Problem Statement in English

You are given a list of strings folder representing paths in a file system. Each string represents a folder path, and the paths are absolute paths starting with a /. Your task is to remove all subfolders from the list such that no folder is a subfolder of another.


Approach

My approach is to use a Trie data structure to store the folder paths. The Trie will help us efficiently check if a folder is a subfolder of another folder. We will add each folder to the Trie and then traverse it to collect only the folders that are not subfolders of any other folder.

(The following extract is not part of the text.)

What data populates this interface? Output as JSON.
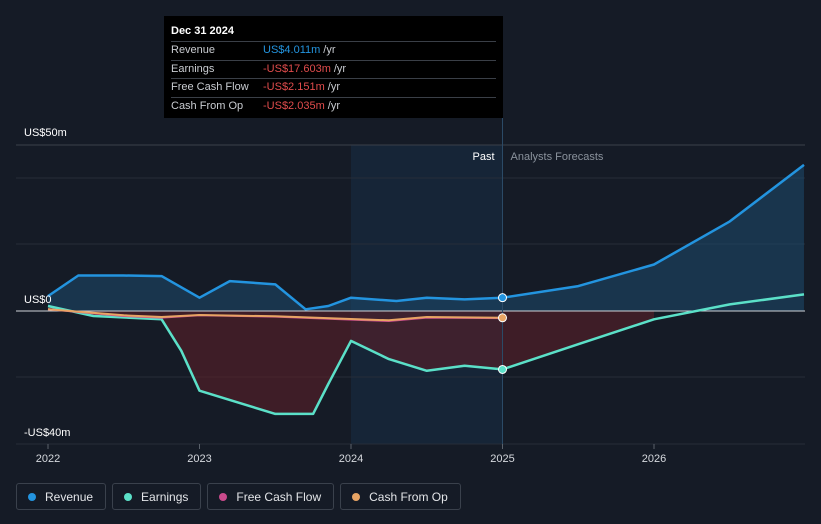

But there’s actually a simpler way to do this without using a Trie. We can sort the folder paths and then iterate through them, checking if the current folder is a subfolder of the previous folder. If it is not, we add it to the result list.


Solution in Python

class Trie:
    def __init__(self):
        self.children = {}

    def add(self, path):
        ptr = self.children
        subpaths = path.split("/")[1:]

        for i, p in enumerate(subpaths):
            if p not in ptr:
                ptr[p] = TrieNode(i == len(subpaths) - 1)
            else:
                ptr[p].end |= (i == (len(subpaths) - 1))
            ptr = ptr[p].children

    def parents(self, hm, prefix):
        kids = hm
        res = []

        for k, v in kids.items():
            new_prefix = f"{prefix}/{k}"
            if v.end:
                res.append(new_prefix)
            else:
                res.extend(self.parents(v.children, new_prefix))

        return res

class TrieNode:
    def __init__(self, end):
        self.end = end
        self.children = {}

class Solution:
    def removeSubfolders(self, folder: List[str]) -> List[str]:
        root = Trie()
        for f in folder:
            root.add(f)
        return root.parents(root.children, "")

Complexity

  • Time: $O(n)$
    Since we traverse each folder path once to add it to the Trie and then again to collect the results; (n is the number of folder paths).

  • Space: $O(n)$
    The space complexity is also $O(n)$ because we store each folder path in the Trie; (n is the number of folder paths).


Mistakes I Made

Forgot to consider overwriting whether the node is an end node or not when adding a new path to the Trie. This led to incorrect results when multiple paths shared the same prefix.


And we are done.